WaterPool: A Watermark Mitigating Trade-offs among Imperceptibility, Efficacy and Robustness
Baizhou Huang, Xiaojun Wan
TL;DR
This paper tackles the persistent trade-offs among imperceptibility, efficacy, and robustness in watermarks for large language models. It introduces WaterPool, a semantics-based key module within a two-module, key-centered watermarking framework, to preserve full key sampling space while enabling precise key restoration via semantic search. By integrating WaterPool with existing marks (KGW, EXP, ITS), the approach achieves near-optimal imperceptibility and substantial gains in efficacy and robustness across open-ended generation and long-form QA on multiple model scales, and demonstrates scalability to large vector databases. The results suggest WaterPool is a practical and versatile plug-in that meaningfully strengthens watermarking performance in real-world deployments, while highlighting avenues for further refinement of mark modules and retrieval efficiency.
Abstract
With the increasing use of large language models (LLMs) in daily life, concerns have emerged regarding their potential misuse and societal impact. Watermarking is proposed to trace the usage of specific models by injecting patterns into their generated texts. An ideal watermark should produce outputs that are nearly indistinguishable from those of the original LLM (imperceptibility), while ensuring a high detection rate (efficacy), even when the text is partially altered (robustness). Despite many methods having been proposed, none have simultaneously achieved all three properties, revealing an inherent trade-off. This paper utilizes a key-centered scheme to unify existing watermarking techniques by decomposing a watermark into two distinct modules: a key module and a mark module. Through this decomposition, we demonstrate for the first time that the key module significantly contributes to the trade-off issues observed in prior methods. Specifically, this reflects the conflict between the scale of the key sampling space during generation and the complexity of key restoration during detection.
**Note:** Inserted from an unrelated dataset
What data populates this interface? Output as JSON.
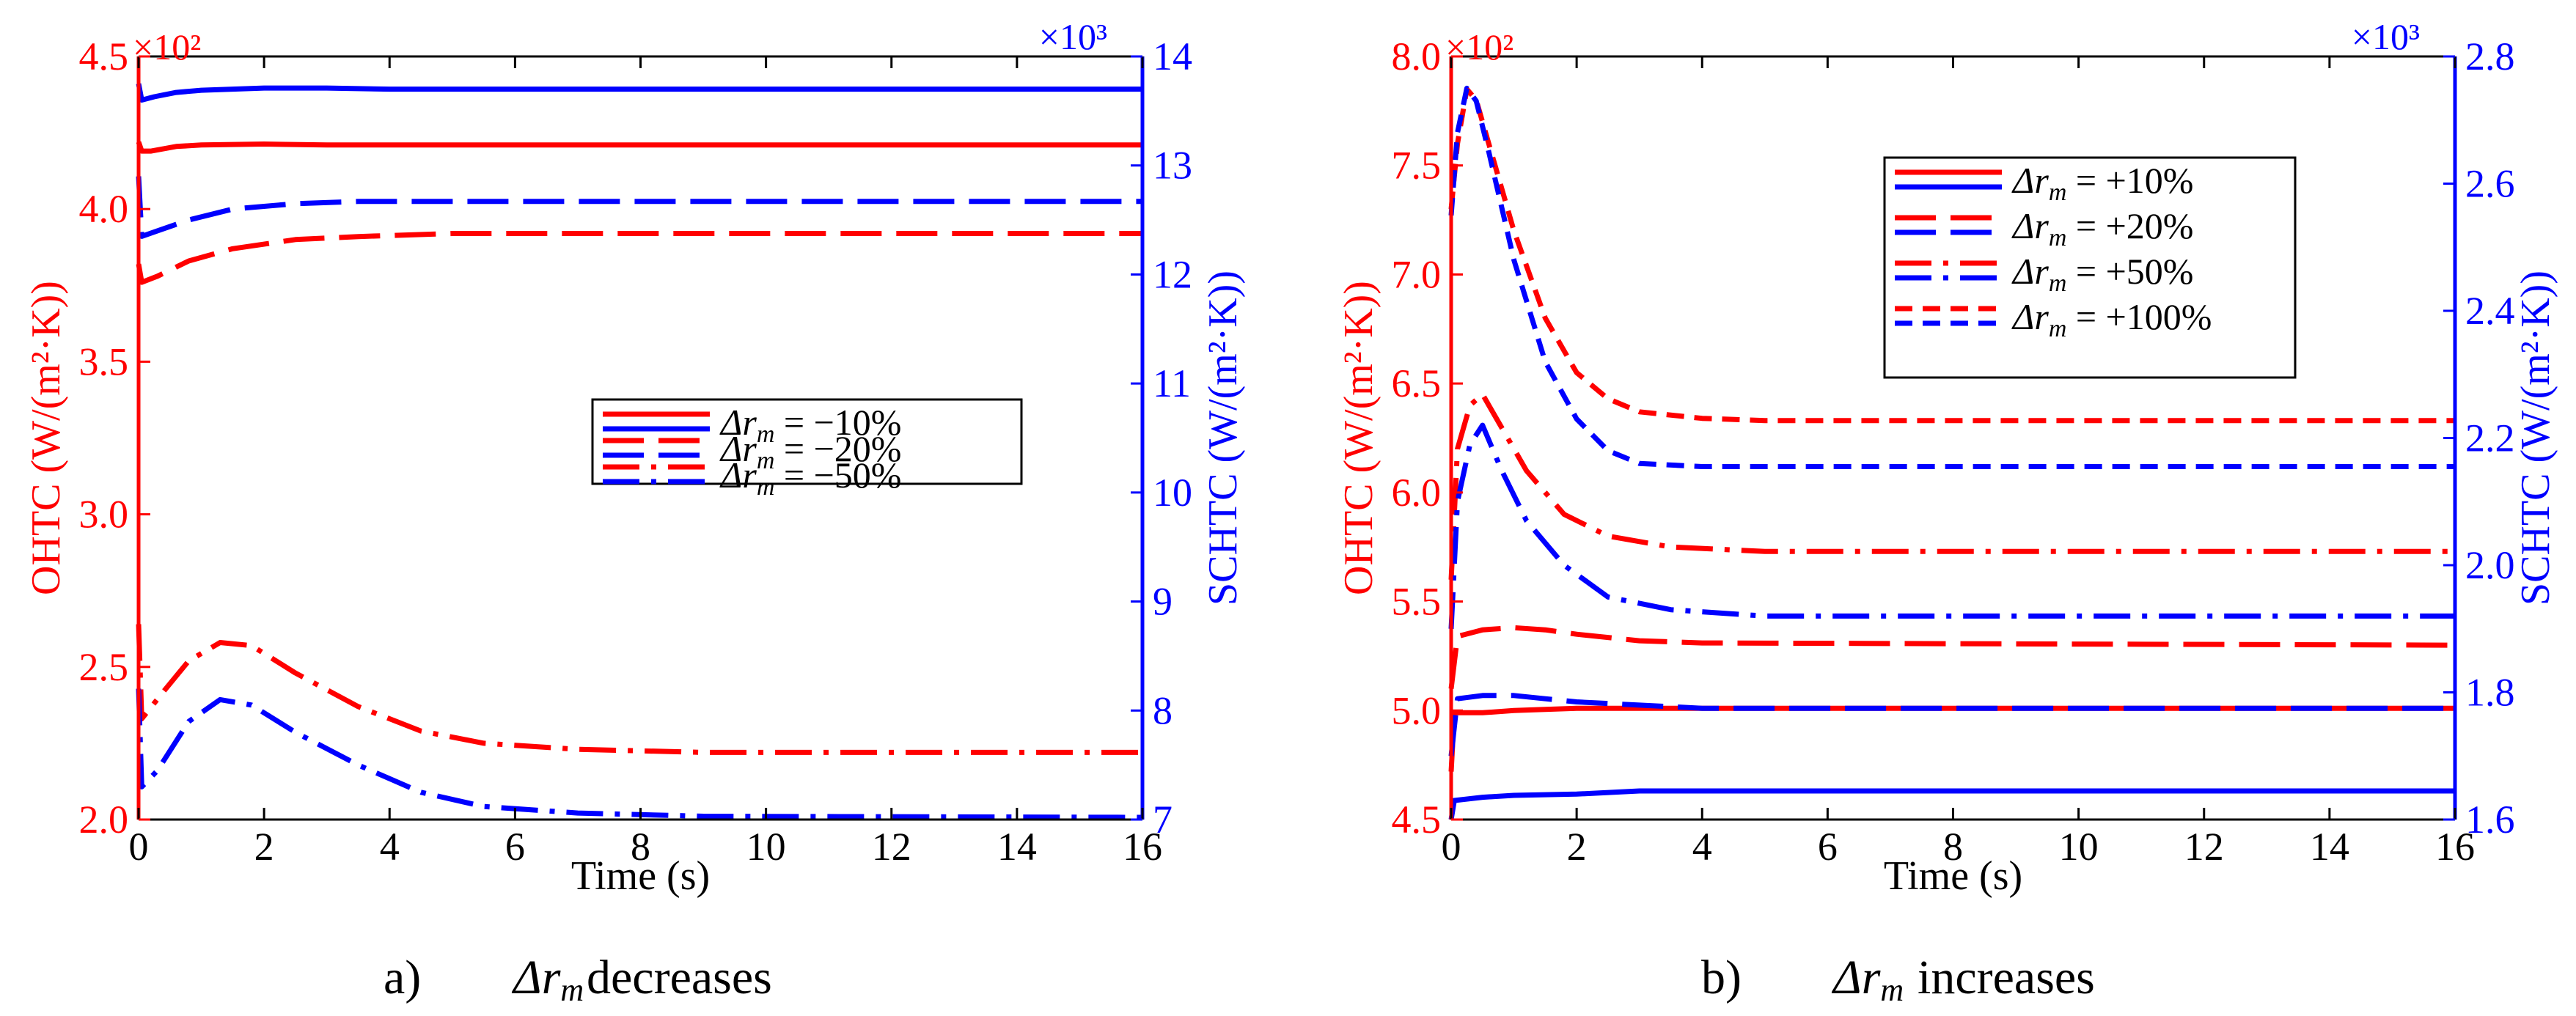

To this end, we introduce \textbf{WaterPool}, a simple yet effective key module that preserves a complete key sampling space required by imperceptibility while utilizing semantics-based search to improve the key restoration process. WaterPool can integrate with most watermarks, acting as a plug-in. Our experiments with three well-known watermarking techniques show that WaterPool significantly enhances their performance, achieving near-optimal imperceptibility and markedly improving efficacy and robustness (+12.73\% for KGW, +20.27\% for EXP, +7.27\% for ITS).